Fighting At least two people were killed and eight injured in Russian shelling of Ukraine’s southern Kherson region. Governor Oleksandr Prokudin said the attacks hit residential areas, shops, medical facilities and other civilian infrastructure. Kharkiv Mayor Ihor Terekhov said the city will build Ukraine’s first fully underground school to protect pupils from Russia’s frequent bomb and missile attacks. While many schools in front-line regions have been forced to teach online, Kharkiv organised some 60 separate classrooms in its metro system before the school year that started on September 1, creating space for more than 1,000 children to study there. Diplomacy and politics European Union foreign ministers showed their support for Ukraine at a meeting in Kyiv, their first outside the bloc’s borders, after a pro-Russian candidate won an election in Slovakia and the United States’s Congress left Ukraine war aid out of a temporary spending bill. “The EU remains united in its support to Ukraine. … I don’t see any member state folding on their engagement,” EU foreign policy chief Josep Borrell told reporters. Ukrainian President Volodymyr Zelenskyy said the duration of the war was linked to support from its allies. “Our victory directly depends on our cooperation: the more strong and principled steps we take together, the sooner this war will end,” Zelenskyy said in a statement on his website, urging the EU to expand sanctions on Russia and Iran, which has supplied attack drones for Russian forces. He also called for the “acceleration” of work to direct “frozen Russian assets to finance the restoration of war-torn Ukraine”.

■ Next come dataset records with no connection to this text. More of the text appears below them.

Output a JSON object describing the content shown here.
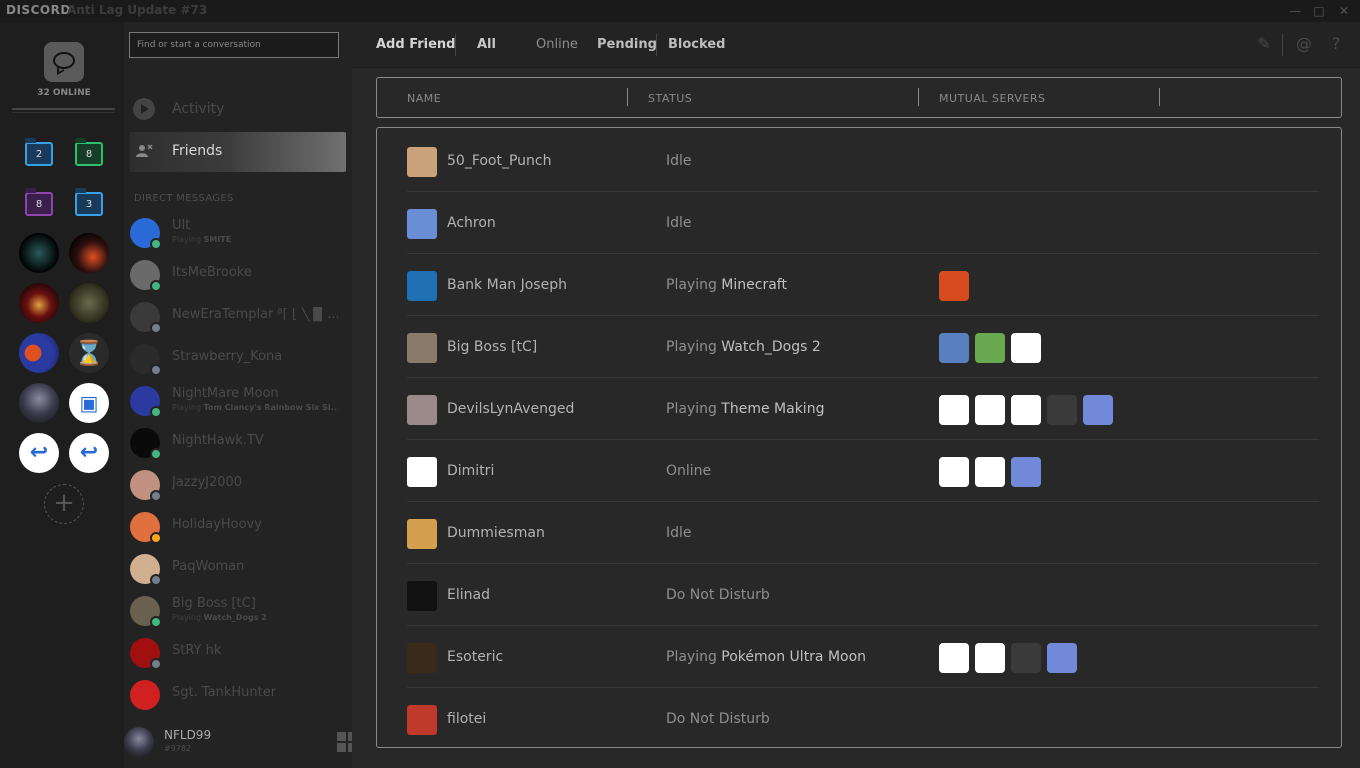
{
  "titlebar": {
    "brand": "DISCORD",
    "title": "Anti Lag Update #73",
    "minimize_icon": "minimize-icon",
    "maximize_icon": "maximize-icon",
    "close_icon": "close-icon"
  },
  "guilds": {
    "online_count": "32 ONLINE",
    "folders": [
      {
        "count": "2",
        "color": "#3aa0e6"
      },
      {
        "count": "8",
        "color": "#2fbf71"
      },
      {
        "count": "8",
        "color": "#8e44ad"
      },
      {
        "count": "3",
        "color": "#3aa0e6"
      }
    ],
    "add_server_icon": "plus-icon"
  },
  "dm": {
    "search_placeholder": "Find or start a conversation",
    "nav": [
      {
        "label": "Activity",
        "icon": "play-icon"
      },
      {
        "label": "Friends",
        "icon": "friends-icon"
      }
    ],
    "header": "DIRECT MESSAGES",
    "items": [
      {
        "name": "Ult",
        "sub_prefix": "Playing ",
        "sub_game": "SMITE",
        "status_color": "#43b581"
      },
      {
        "name": "ItsMeBrooke",
        "sub_prefix": "",
        "sub_game": "",
        "status_color": "#43b581"
      },
      {
        "name": "NewEraTemplar ᵝ⌈ ⌊ ╲ ▉ ...",
        "sub_prefix": "",
        "sub_game": "",
        "status_color": "#747f8d"
      },
      {
        "name": "Strawberry_Kona",
        "sub_prefix": "",
        "sub_game": "",
        "status_color": "#747f8d"
      },
      {
        "name": "NightMare Moon",
        "sub_prefix": "Playing ",
        "sub_game": "Tom Clancy's Rainbow Six Si...",
        "status_color": "#43b581"
      },
      {
        "name": "NightHawk.TV",
        "sub_prefix": "",
        "sub_game": "",
        "status_color": "#43b581"
      },
      {
        "name": "JazzyJ2000",
        "sub_prefix": "",
        "sub_game": "",
        "status_color": "#747f8d"
      },
      {
        "name": "HolidayHoovy",
        "sub_prefix": "",
        "sub_game": "",
        "status_color": "#faa61a"
      },
      {
        "name": "PaqWoman",
        "sub_prefix": "",
        "sub_game": "",
        "status_color": "#747f8d"
      },
      {
        "name": "Big Boss [tC]",
        "sub_prefix": "Playing ",
        "sub_game": "Watch_Dogs 2",
        "status_color": "#43b581"
      },
      {
        "name": "StRY hk",
        "sub_prefix": "",
        "sub_game": "",
        "status_color": "#747f8d"
      },
      {
        "name": "Sgt. TankHunter",
        "sub_prefix": "",
        "sub_game": "",
        "status_color": ""
      }
    ],
    "user": {
      "name": "NFLD99",
      "discriminator": "#9782"
    }
  },
  "topbar": {
    "tabs": [
      "Add Friend",
      "All",
      "Online",
      "Pending",
      "Blocked"
    ],
    "icons": [
      "new-group-icon",
      "mention-icon",
      "help-icon"
    ]
  },
  "table": {
    "headers": [
      "NAME",
      "STATUS",
      "MUTUAL SERVERS"
    ],
    "rows": [
      {
        "name": "50_Foot_Punch",
        "status": "Idle",
        "game": "",
        "avatar_color": "#c9a27a",
        "servers": []
      },
      {
        "name": "Achron",
        "status": "Idle",
        "game": "",
        "avatar_color": "#6b8fd6",
        "servers": []
      },
      {
        "name": "Bank Man Joseph",
        "status": "Playing ",
        "game": "Minecraft",
        "avatar_color": "#1e6fb3",
        "servers": [
          "#d64a1e"
        ]
      },
      {
        "name": "Big Boss [tC]",
        "status": "Playing ",
        "game": "Watch_Dogs 2",
        "avatar_color": "#8a7a6a",
        "servers": [
          "#5a7fc0",
          "#6aa84f",
          "#ffffff"
        ]
      },
      {
        "name": "DevilsLynAvenged",
        "status": "Playing ",
        "game": "Theme Making",
        "avatar_color": "#9a8a8a",
        "servers": [
          "#ffffff",
          "#ffffff",
          "#ffffff",
          "#3a3a3a",
          "#7289da"
        ]
      },
      {
        "name": "Dimitri",
        "status": "Online",
        "game": "",
        "avatar_color": "#ffffff",
        "servers": [
          "#ffffff",
          "#ffffff",
          "#7289da"
        ]
      },
      {
        "name": "Dummiesman",
        "status": "Idle",
        "game": "",
        "avatar_color": "#d4a050",
        "servers": []
      },
      {
        "name": "Elinad",
        "status": "Do Not Disturb",
        "game": "",
        "avatar_color": "#111111",
        "servers": []
      },
      {
        "name": "Esoteric",
        "status": "Playing ",
        "game": "Pokémon Ultra Moon",
        "avatar_color": "#3a2a1a",
        "servers": [
          "#ffffff",
          "#ffffff",
          "#3a3a3a",
          "#7289da"
        ]
      },
      {
        "name": "filotei",
        "status": "Do Not Disturb",
        "game": "",
        "avatar_color": "#c0392b",
        "servers": []
      }
    ]
  }
}
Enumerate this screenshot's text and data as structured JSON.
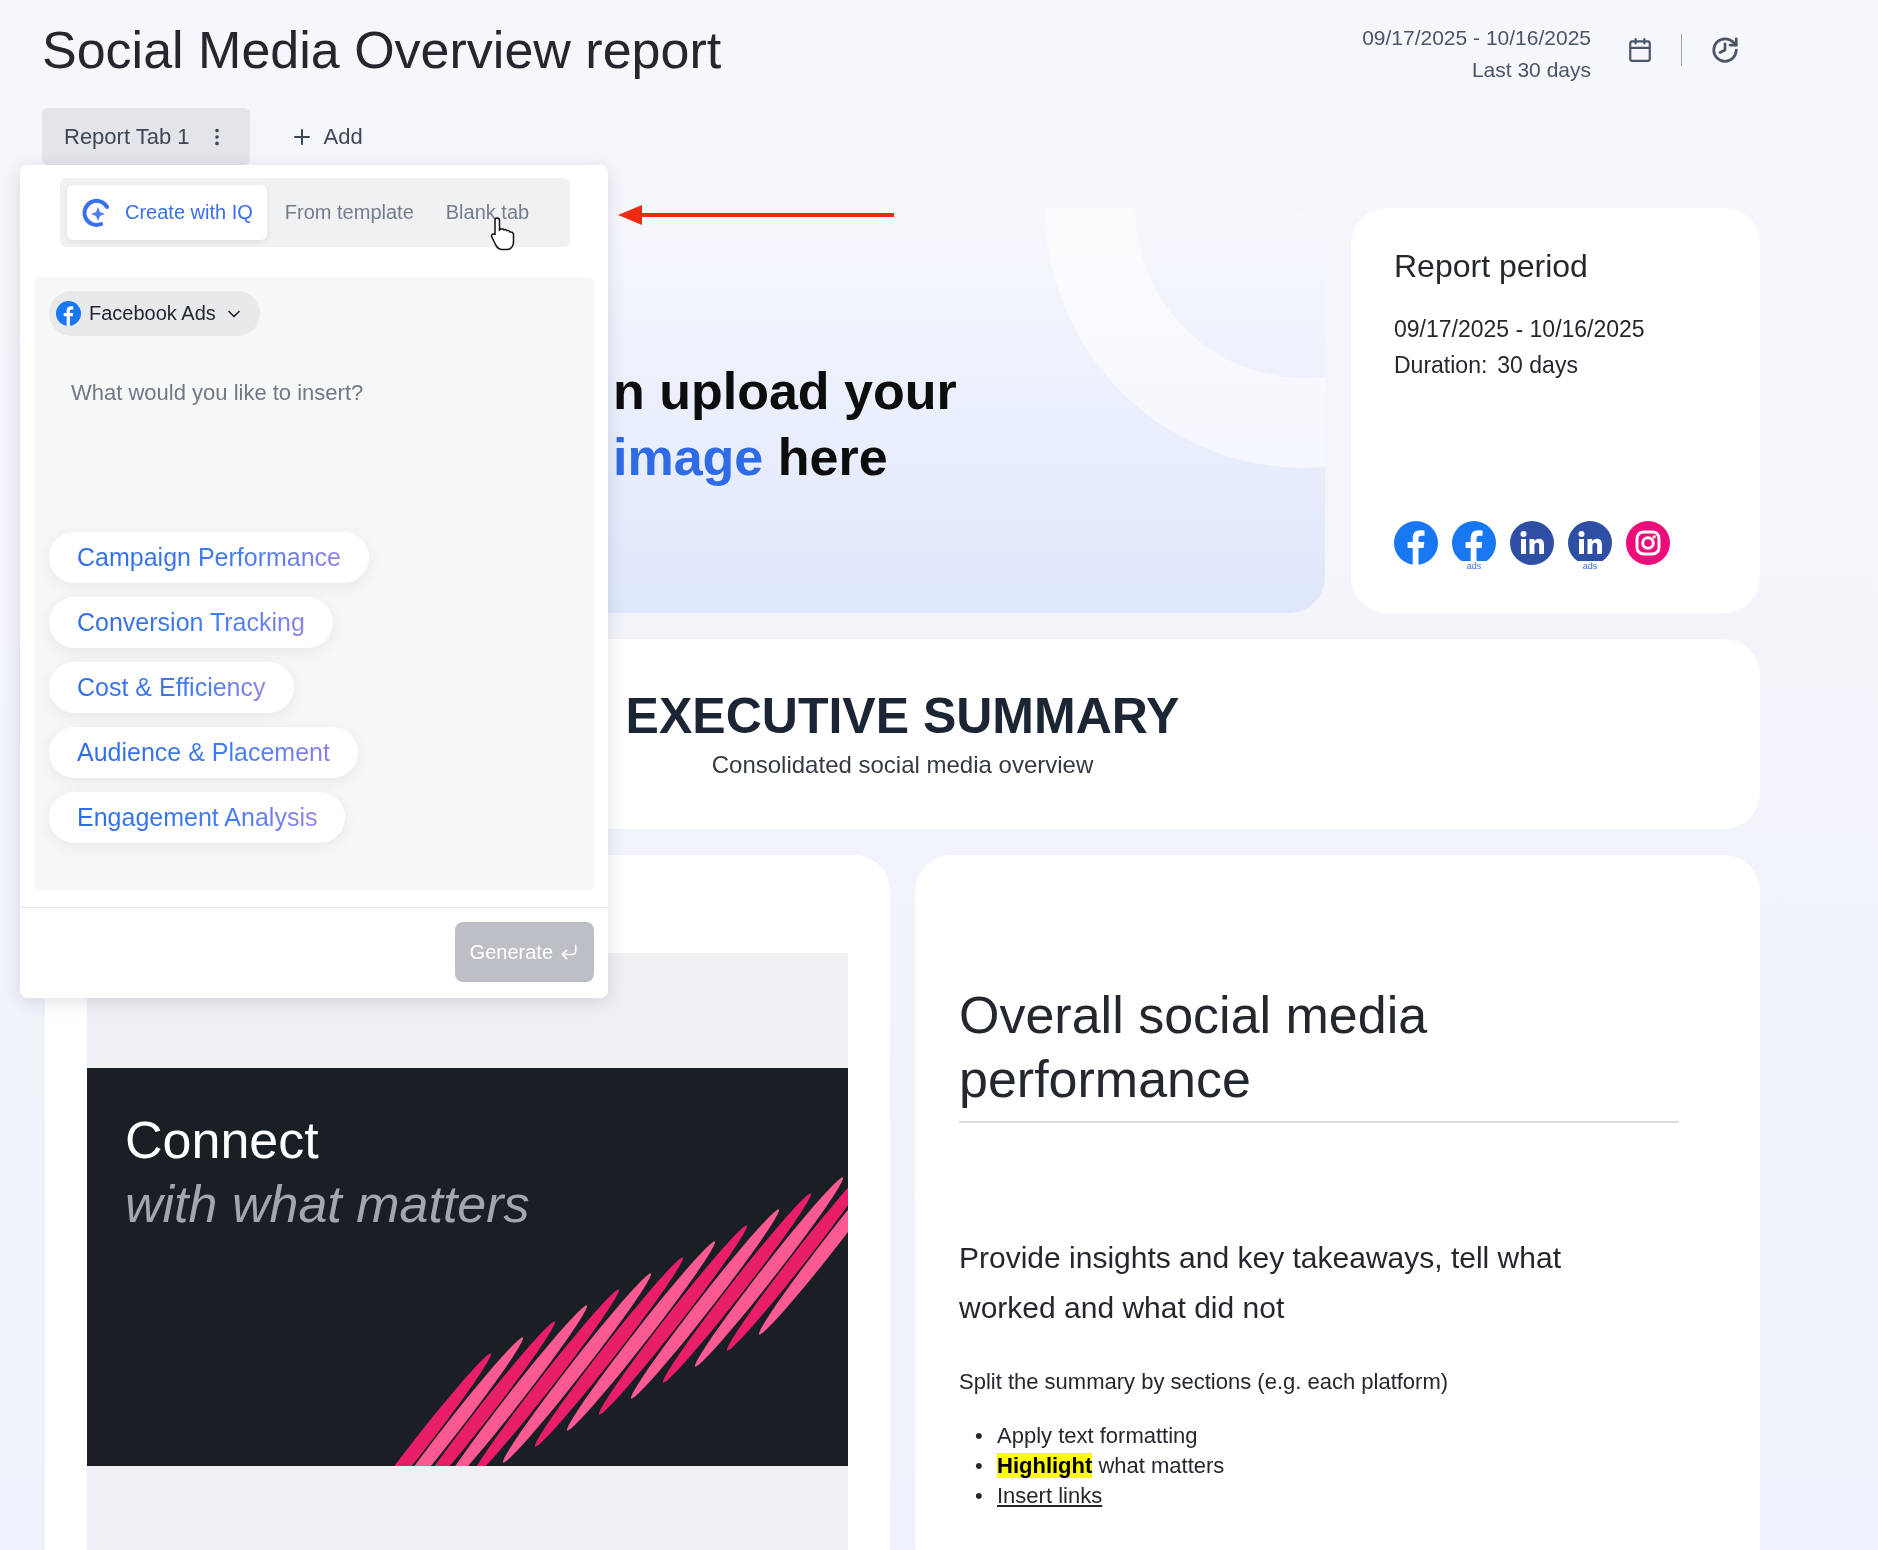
{
  "title": "Social Media Overview report",
  "date_range": {
    "range": "09/17/2025 - 10/16/2025",
    "preset": "Last 30 days"
  },
  "report_tabs": [
    {
      "label": "Report Tab 1",
      "selected": true
    }
  ],
  "add_tab": {
    "label": "Add"
  },
  "popup": {
    "modes": [
      {
        "label": "Create with IQ",
        "selected": true
      },
      {
        "label": "From template",
        "selected": false
      },
      {
        "label": "Blank tab",
        "selected": false
      }
    ],
    "source": {
      "label": "Facebook Ads"
    },
    "prompt": {
      "placeholder": "What would you like to insert?"
    },
    "suggestions": [
      "Campaign Performance",
      "Conversion Tracking",
      "Cost & Efficiency",
      "Audience & Placement",
      "Engagement Analysis"
    ],
    "generate": {
      "label": "Generate",
      "disabled": true
    }
  },
  "hero": {
    "line_1": "n upload your",
    "accent": "image",
    "line_2_rest": "here"
  },
  "report_period": {
    "title": "Report period",
    "range": "09/17/2025 - 10/16/2025",
    "duration_label": "Duration:",
    "duration": "30 days",
    "platforms": [
      {
        "kind": "facebook"
      },
      {
        "kind": "facebook",
        "badge": "ads"
      },
      {
        "kind": "linkedin"
      },
      {
        "kind": "linkedin",
        "badge": "ads"
      },
      {
        "kind": "instagram"
      }
    ]
  },
  "executive_summary": {
    "title": "EXECUTIVE SUMMARY",
    "subtitle": "Consolidated social media overview"
  },
  "banner": {
    "kind": "picture",
    "headline": "Connect",
    "tagline": "with what matters"
  },
  "overview": {
    "title": "Overall social media performance",
    "lead": "Provide insights and key takeaways, tell what worked and what did not",
    "note": "Split the summary by sections (e.g. each platform)",
    "bullets": [
      {
        "kind": "text",
        "marker": "•",
        "text": "Apply text formatting"
      },
      {
        "kind": "highlight",
        "marker": "•",
        "text": "**Highlight** what matters"
      },
      {
        "kind": "link",
        "marker": "•",
        "text": "Insert links"
      }
    ]
  }
}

The US White House said it had been in touch with allies and partners about funding for Ukraine and stressed that there was continued bipartisan support in Congress to continue to support the country. Moscow said that while it expected Washington to continue its support for Ukraine, the vote in Congress was a sign of increasing divisions in Western countries over the conflict. “According to our forecasts fatigue from this conflict, fatigue from the completely absurd sponsorship of the Kyiv regime will grow in various countries, including the United States,” Kremlin spokesperson Dmitry Peskov said.

Weapons Germany’s economy ministry said exports of military equipment to Ukraine had grown more than fourfold so far this year, to 3.3 billion euros ($3.48bn), making Kyiv the main recipient of German weapons. Denmark’s Ministry of Defence said it will spend 100 million kroner ($14.1m) in a joint European order for ammunition to help Ukraine. On Friday, the European Defence Agency (EDA) said seven EU countries had ordered 155mm artillery rounds for Kyiv and to replenish depleted stocks. Delivery is expected in 2024. The first batch of Leopard 2 tanks sent for repair in Poland after being damaged on the battlefield have been returned to Ukraine, according to the Polish Armaments Group. Germany and Poland agreed to set up a repair centre for the tanks in July.